We identified cases of acute flaccid paralysis associated with fecal excretion of type 2
cVDPV, type 1 WPV, or type 3 WPV reported in Nigeria through routine surveillance
from January 1, 2005, through June 30, 2009. The clinical characteristics of these
cases, the clinical attack rates for each virus, and the effectiveness of oral polio vaccines
in preventing paralysis from each virus were compared.
No significant differences were found in the clinical severity of paralysis among the
278 cases of type 2 cVDPV, the 2323 cases of type 1 WPV, and the 1059 cases of type
3 WPV. The estimated average annual clinical attack rates of type 1 WPV, type 2
cVDPV, and type 3 WPV per 100,000 susceptible children under 5 years of age were 6.8
(95% confidence interval [CI], 5.9 to 7.7), 2.7 (95% CI, 1.9 to 3.6), and 4.0 (95% CI,
3.4 to 4.7), respectively.

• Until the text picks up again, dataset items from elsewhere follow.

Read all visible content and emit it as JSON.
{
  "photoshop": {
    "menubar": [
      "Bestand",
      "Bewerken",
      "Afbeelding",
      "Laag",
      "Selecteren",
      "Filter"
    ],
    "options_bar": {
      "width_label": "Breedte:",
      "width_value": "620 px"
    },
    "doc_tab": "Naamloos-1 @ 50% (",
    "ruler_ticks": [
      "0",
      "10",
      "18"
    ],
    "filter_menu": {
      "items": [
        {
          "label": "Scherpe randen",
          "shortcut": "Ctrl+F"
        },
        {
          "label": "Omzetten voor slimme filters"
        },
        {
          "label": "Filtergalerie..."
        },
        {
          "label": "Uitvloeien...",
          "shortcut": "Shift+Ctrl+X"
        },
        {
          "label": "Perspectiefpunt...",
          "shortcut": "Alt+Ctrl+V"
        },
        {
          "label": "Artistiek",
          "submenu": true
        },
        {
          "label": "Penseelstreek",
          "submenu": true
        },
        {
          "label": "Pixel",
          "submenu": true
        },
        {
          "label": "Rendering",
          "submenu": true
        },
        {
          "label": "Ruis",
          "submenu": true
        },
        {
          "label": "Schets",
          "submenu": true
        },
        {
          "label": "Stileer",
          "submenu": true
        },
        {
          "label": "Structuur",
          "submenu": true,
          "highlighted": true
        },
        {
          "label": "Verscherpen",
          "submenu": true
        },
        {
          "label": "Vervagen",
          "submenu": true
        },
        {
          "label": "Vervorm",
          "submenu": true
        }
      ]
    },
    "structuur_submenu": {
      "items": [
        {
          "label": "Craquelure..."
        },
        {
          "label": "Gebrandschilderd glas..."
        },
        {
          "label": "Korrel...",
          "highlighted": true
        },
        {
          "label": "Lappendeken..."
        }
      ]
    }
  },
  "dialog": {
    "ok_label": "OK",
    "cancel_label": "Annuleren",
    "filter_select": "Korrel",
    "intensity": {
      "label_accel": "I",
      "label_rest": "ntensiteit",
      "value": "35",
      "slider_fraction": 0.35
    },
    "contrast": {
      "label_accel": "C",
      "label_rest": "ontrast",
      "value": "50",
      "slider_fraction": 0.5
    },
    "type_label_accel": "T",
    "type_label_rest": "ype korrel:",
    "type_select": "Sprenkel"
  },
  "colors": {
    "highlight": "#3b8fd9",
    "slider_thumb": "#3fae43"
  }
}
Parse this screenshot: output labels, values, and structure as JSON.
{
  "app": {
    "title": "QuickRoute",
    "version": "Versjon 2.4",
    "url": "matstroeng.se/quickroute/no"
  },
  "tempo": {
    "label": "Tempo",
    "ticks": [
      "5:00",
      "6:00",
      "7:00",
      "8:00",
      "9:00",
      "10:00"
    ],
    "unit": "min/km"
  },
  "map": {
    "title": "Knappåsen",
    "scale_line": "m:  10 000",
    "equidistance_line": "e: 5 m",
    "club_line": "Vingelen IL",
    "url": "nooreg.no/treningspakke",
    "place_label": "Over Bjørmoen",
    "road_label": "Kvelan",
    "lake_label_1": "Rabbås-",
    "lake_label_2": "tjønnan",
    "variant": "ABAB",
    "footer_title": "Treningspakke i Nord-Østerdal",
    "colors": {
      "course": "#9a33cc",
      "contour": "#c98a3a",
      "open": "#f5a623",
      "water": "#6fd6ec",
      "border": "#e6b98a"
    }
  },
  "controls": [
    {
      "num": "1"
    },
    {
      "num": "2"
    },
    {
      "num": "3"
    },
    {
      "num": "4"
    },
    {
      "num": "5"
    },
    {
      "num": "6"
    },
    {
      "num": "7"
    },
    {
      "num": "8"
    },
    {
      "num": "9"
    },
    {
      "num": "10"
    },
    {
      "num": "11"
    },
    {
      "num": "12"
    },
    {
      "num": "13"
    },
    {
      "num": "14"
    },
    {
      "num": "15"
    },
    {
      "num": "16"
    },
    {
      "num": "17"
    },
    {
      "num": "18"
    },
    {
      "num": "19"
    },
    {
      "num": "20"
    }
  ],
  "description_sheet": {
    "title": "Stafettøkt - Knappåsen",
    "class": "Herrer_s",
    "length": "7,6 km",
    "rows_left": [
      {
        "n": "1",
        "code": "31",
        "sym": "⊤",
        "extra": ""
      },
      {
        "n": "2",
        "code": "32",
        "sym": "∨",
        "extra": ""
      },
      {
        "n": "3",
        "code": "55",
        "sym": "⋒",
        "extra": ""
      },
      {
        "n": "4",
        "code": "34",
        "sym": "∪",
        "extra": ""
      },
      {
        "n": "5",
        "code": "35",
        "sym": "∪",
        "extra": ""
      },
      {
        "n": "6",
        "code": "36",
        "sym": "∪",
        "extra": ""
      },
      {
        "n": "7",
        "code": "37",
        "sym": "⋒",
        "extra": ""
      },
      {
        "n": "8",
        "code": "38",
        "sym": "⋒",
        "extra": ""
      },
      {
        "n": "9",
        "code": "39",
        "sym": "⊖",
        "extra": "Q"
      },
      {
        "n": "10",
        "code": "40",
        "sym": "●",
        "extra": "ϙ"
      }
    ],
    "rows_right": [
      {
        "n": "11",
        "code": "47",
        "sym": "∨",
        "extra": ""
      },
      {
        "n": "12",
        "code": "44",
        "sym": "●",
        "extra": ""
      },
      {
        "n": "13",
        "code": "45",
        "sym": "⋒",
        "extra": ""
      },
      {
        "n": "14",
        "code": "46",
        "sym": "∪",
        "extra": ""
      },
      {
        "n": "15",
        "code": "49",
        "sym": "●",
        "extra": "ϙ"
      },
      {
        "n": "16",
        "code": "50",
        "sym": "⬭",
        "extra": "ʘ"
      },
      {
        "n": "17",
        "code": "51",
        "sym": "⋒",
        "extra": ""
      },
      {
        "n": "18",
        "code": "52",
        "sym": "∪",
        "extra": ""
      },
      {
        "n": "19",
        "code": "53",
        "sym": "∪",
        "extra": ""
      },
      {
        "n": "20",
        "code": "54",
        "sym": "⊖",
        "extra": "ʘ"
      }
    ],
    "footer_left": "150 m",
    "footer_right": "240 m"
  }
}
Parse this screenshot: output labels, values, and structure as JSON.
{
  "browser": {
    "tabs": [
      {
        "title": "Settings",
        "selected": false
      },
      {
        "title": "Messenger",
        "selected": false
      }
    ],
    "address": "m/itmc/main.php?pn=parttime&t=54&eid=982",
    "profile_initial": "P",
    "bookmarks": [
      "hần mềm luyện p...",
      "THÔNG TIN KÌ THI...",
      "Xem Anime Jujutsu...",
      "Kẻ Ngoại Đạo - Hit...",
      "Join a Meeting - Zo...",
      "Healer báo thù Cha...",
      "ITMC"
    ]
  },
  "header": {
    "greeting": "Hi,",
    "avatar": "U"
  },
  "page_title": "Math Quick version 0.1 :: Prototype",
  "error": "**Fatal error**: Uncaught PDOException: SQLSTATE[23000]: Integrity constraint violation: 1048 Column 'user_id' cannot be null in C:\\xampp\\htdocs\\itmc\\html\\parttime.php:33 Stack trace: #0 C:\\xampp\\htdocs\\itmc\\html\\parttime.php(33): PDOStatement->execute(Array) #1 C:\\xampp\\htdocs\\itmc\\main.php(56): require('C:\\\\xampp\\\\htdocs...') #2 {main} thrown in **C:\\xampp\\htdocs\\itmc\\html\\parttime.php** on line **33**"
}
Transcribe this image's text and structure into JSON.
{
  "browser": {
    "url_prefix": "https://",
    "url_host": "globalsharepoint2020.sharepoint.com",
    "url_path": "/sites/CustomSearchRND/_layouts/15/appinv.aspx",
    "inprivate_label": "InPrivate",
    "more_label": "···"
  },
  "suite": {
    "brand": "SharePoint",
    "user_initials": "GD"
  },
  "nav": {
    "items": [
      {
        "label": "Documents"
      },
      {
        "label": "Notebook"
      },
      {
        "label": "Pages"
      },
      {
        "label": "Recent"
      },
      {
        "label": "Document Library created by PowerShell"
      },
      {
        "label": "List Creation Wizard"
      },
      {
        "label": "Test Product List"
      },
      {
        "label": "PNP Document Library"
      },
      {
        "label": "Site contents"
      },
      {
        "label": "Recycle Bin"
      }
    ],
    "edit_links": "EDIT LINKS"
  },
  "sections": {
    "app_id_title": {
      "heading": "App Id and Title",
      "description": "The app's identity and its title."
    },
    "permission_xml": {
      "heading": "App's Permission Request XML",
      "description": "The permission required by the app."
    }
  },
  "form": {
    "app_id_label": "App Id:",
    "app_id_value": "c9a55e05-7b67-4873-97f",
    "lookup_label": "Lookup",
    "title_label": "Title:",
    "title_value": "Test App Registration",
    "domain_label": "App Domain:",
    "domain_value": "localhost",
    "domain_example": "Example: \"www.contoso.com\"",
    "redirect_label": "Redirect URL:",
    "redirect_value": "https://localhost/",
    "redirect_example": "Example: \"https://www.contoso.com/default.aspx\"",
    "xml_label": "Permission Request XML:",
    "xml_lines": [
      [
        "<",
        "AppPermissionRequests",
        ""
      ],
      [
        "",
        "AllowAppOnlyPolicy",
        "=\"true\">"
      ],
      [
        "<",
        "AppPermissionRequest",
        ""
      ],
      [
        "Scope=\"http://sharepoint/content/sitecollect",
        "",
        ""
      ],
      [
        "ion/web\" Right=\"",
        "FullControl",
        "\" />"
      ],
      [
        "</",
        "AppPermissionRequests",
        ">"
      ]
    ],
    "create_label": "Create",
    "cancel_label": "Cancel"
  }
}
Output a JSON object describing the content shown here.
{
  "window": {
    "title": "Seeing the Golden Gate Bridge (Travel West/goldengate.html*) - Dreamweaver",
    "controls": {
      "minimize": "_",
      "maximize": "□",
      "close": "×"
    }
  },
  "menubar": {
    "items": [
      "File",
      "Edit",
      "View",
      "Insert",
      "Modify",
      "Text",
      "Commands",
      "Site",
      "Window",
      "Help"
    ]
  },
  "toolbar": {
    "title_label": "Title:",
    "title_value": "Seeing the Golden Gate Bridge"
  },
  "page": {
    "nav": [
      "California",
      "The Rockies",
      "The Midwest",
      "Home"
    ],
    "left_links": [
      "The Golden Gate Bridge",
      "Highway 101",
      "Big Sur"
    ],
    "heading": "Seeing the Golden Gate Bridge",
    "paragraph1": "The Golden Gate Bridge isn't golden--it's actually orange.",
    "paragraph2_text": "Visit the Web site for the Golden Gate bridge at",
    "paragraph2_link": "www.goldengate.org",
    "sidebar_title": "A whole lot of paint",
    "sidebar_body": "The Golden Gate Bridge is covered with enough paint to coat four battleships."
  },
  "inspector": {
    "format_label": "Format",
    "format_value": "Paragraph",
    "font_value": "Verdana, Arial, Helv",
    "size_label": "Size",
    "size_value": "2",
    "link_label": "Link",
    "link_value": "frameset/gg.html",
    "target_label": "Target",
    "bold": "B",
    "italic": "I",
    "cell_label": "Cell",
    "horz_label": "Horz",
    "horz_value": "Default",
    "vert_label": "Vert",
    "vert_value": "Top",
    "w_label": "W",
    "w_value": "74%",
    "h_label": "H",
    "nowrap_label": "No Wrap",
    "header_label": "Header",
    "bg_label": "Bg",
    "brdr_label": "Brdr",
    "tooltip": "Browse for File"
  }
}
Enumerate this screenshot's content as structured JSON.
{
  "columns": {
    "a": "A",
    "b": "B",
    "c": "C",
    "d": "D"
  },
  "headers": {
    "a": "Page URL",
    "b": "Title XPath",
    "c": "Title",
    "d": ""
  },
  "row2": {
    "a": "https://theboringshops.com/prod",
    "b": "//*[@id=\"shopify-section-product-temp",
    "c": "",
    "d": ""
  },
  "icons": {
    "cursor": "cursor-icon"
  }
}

The estimated effectiveness of trivalent oral polio vaccine
against paralysis from type 2 cVDPV was 38% (95% CI, 15 to 54%) per dose, which
was substantially higher than that against paralysis from type 1 WPV (13%; 95% CI,
8 to 18%), or type 3 WPV (20%; 95% CI, 12 to 26%). The more frequent use of serotype
1 and serotype 3 monovalent oral polio vaccines has resulted in improvements
in vaccine-induced population immunity against these serotypes and in declines in
immunity to type 2 cVDPV.
The attack rate and severity of disease associated with the recent cVDPV identified
in Nigeria are similar to those associated with WPV. International planning for the
management of the risk of WPV, both before and after eradication, must include
scenarios in which equally virulent and pathogenic cVDPVs could emerge.